The IMDB dataset (http://ai.stanford.edu/~amaas/data/sentiment/) is a popular dataset for text and language-related machine learning tutorials. It is also conveniently included in the Keras library, and there are a few build-in functions in Keras for data loading and pre-processing. It contains 50,000 movie reviews (25,000 in training and 25,000 in testing) from IMDB, as well as each movie review’s binary sentiment: positive or negative. The raw data contains the text of each movie review, and it has to be pre-processed before being fitted with any machine learning models. By using Keras’s built-in functions, we can easily get the processed dataset (i.e., a numerical data frame) for machine learning algorithms. Keras’ build-in functions perform the following tasks to convert the raw review text into a data frame:

  1. Convert text data into numerical data. Machine learning models cannot work with raw text data directly, and we have to convert text into numbers. There are many different ways for the conversion and Keras’ build-in function uses each word’s rank of frequency in the entire training dataset to replace the raw text in both the training and testing dataset. For example, the 10th most frequent word is replaced by integer 10. There are a few additional setups for this process, including:
    1. Skip top frequent words. We usually skip a few top frequent words as they are mainly stopwords like “the” “and” or “a,” which usually do not provide much information. There is a parameter in the build-in function to specify how many top words to skip.

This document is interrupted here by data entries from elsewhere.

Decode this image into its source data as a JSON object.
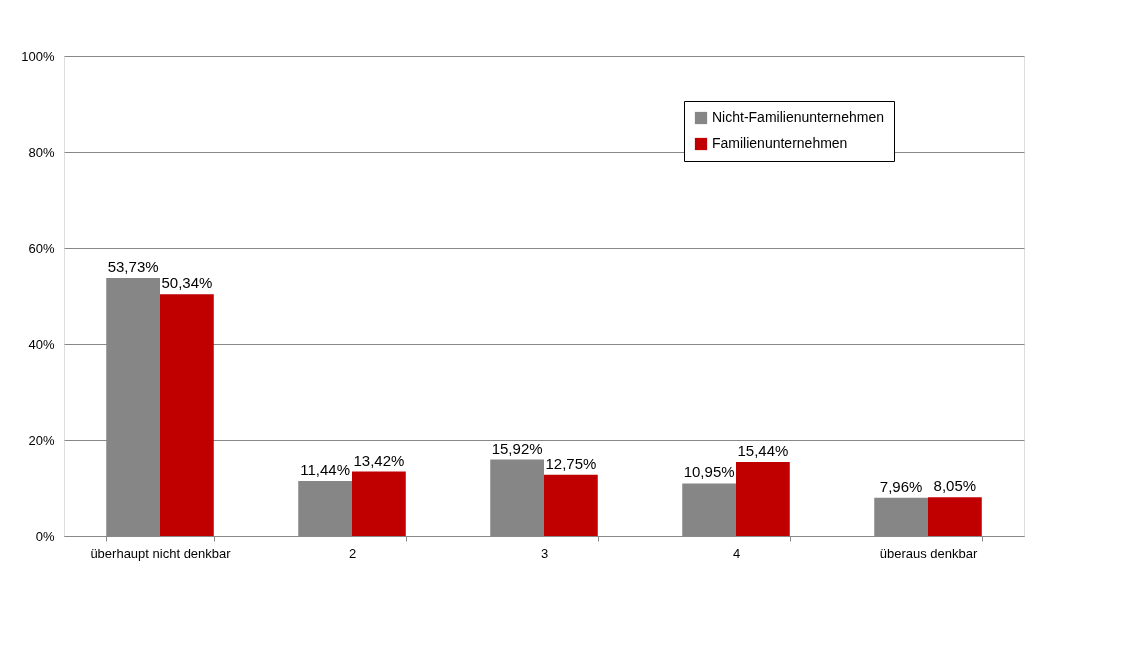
{
  "chart_data": {
    "type": "bar",
    "categories": [
      "überhaupt nicht denkbar",
      "2",
      "3",
      "4",
      "überaus denkbar"
    ],
    "series": [
      {
        "name": "Nicht-Familienunternehmen",
        "color": "#868686",
        "values": [
          53.73,
          11.44,
          15.92,
          10.95,
          7.96
        ],
        "value_labels": [
          "53,73%",
          "11,44%",
          "15,92%",
          "10,95%",
          "7,96%"
        ]
      },
      {
        "name": "Familienunternehmen",
        "color": "#c00000",
        "values": [
          50.34,
          13.42,
          12.75,
          15.44,
          8.05
        ],
        "value_labels": [
          "50,34%",
          "13,42%",
          "12,75%",
          "15,44%",
          "8,05%"
        ]
      }
    ],
    "ylim": [
      0,
      100
    ],
    "yticks": [
      {
        "value": 0,
        "label": "0%"
      },
      {
        "value": 20,
        "label": "20%"
      },
      {
        "value": 40,
        "label": "40%"
      },
      {
        "value": 60,
        "label": "60%"
      },
      {
        "value": 80,
        "label": "80%"
      },
      {
        "value": 100,
        "label": "100%"
      }
    ],
    "grid": "y",
    "legend": "top right"
  }
}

    2. Set the maximum number of unique words. The entire vocabulary of the unique words in the training dataset may be large, and many of them have very low frequencies such as just appearing once in the entire training dataset. To keep the size of the vocabulary, we can also set up the maximum number of the unique words using Keras’ built-in function such that any words with least frequencies will be replaced with a special index such as “2”.
  2. Padding or truncation to keep all the reviews to be the same length. For most machine learning models, the algorithms expect to see the same number of features (i.e., same number of input columns in the data frame). There is a parameter in the Keras build-in function to set the maximum number of words in each review (i.e., max_length). For reviews that have less than max_legth words, we pad them with “0”. For reviews that have more than max_length words, we truncate them.

After the above pre-processing, each review is represented by one row in the data frame. There is one column for the binary positive/negative sentiment, and max_length columns input features converted from the raw review text. In the corresponding R and Python notebooks, we will go over the details of the data pre-processing using Keras’ built-in functions.